Ecosyste.ms: Awesome

An open API service indexing awesome lists of open source software.

Awesome Lists | Featured Topics | Projects

https://github.com/Excelero/ninja-tools

System check tools that shouldn't be missing from any storage ninja's utility belt
https://github.com/Excelero/ninja-tools

infiniband network nvme nvmesh rdma roce software-defined-storage storage

Last synced: 7 days ago
JSON representation

System check tools that shouldn't be missing from any storage ninja's utility belt

Awesome Lists containing this project

README

        

# Excelero Ninja Tools

The Excelero Ninja Tools are a set of system check tools that shouldn't be missing from any storage ninja's utility belt to ensure mission success.

Tool | Purpose
------------ | -------------
`ib_send_bw_all_to_1.sh` | Check N-to-1 network congestion handling
`ib_send_bw_all_to_all.sh` | Check that each host can communicate with all other hosts
`get_roce_throughput.sh` | Show live throughput for RoCE interfaces of a host
`get_ib_throughput.sh` | Show live throughput for InfiniBand interfaces of a host
`nvmesh_for_each_drive.sh` | Check each individual drive in a NVMesh cluster
`nvmesh_memory_monitor.sh` | Monitor NVMesh related memory
`nvmesh_update_RO_fs` | Switch easily between shared read only mount to exclusive read write mount modes
`fio_simple.sh` | Simple wrapper for fio to test block device throughput, IOPS, latency
`pcie_find_downgraded.sh`| Find PCIe devices with downgraded link speed/width

#### ib_send_bw_all_to_1.sh: Check N-to-1 network congestion handling
Takes a list of hosts (including mlx device and device port to use) as arguments and uses the first one in the list as the "1" in "N-to-1". The following hosts are the "N", meaning all following send data concurrently to the first one in the list through `ib_send_bw`. The resulting throughput numbers makes it easy to see if the congestion handling of a RoCE network has not been configured well.
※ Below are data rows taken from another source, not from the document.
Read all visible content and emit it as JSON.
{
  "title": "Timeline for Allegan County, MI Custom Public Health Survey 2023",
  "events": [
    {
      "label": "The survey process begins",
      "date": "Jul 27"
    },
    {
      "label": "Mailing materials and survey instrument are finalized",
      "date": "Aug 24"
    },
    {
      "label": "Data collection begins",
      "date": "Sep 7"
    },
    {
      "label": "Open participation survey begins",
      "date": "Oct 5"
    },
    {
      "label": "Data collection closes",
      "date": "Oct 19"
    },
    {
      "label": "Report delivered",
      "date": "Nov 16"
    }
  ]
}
#### ib_send_bw_all_to_all.sh: Check that each host can communicate with all other hosts
Takes a list of hosts and establishes point to point connections from all given IP addresses to all other given IP addresses though `ib_send_bw`. The resulting numbers confirm connectivity and also that throughput meets the expected level.

#### get_roce_throughput.sh: Show live throughput for RoCE interfaces of a host
Helps to see if a network throughput limit is hit and to ensure that data is flowing the way it is supposed to flow, e.g. nicely balanced across multiple interfaces. Reads RDMA unicast traffic counters from `ethtool`.

#### get_ib_throughput.sh: Show live throughput for InfiniBand interfaces of a host
Helps to see if a network throughput limit is hit and to ensure that data is flowing the way it is supposed to flow, e.g. nicely balanced across multiple interfaces. Reads port data counters in `/sys/class/infiniband`.

#### nvmesh_for_each_drive.sh: Check each individual drive in a NVMesh cluster
Can create/attach a volume for each drive and then run an arbitrary command (e.g. time-based `fio`) for each single-drive volume to make sure the drive is behaving normal. The built-in help shows a `fio` example.

#### nvmesh_memory_monitor.sh: Monitor the NVMesh related memory
When running the nvmesh_memory_monitor.sh, a CSV file will be created under /var/log/`hostname`-nvmesh-memory.csv. The content of the file can be imported into programs like MS Excel (with delimiter options of comma and space) and a memory graph can be easily created.

#### nvmesh_update_RO_fs: Switch easily between shared read only mount to exclusive read write mount modes
This script is orchestating the flow of updating a shared read only file system data.
It will umount all of the read-only mounted clients and mount it as read write on the desired client - and the opposite

#### fio_simple.sh: Simple wrapper for fio to test block device throughput, IOPS, latency
The flexible I/O tester (`fio`) has a vast amount of options, which can easily be overwhelming. This is a simple wrapper for `fio` to test block device throughput, IOPS and latency based on Excelero's best practices.
(This tool is also known as the `dorw` script in Excelero's best practices.)

#### pcie_find_downgraded.sh: Find PCIe devices with downgraded link speed/width
Queries existing PCIe devices via `lspci`, filtered to only include Mellanox NICs or NVMe drives, and shows devices for which the current PCIe link speed or link width does not match the device capabilities. This helps to identify devices that were put in the wrong slot or are not running at full link speed for other reasons.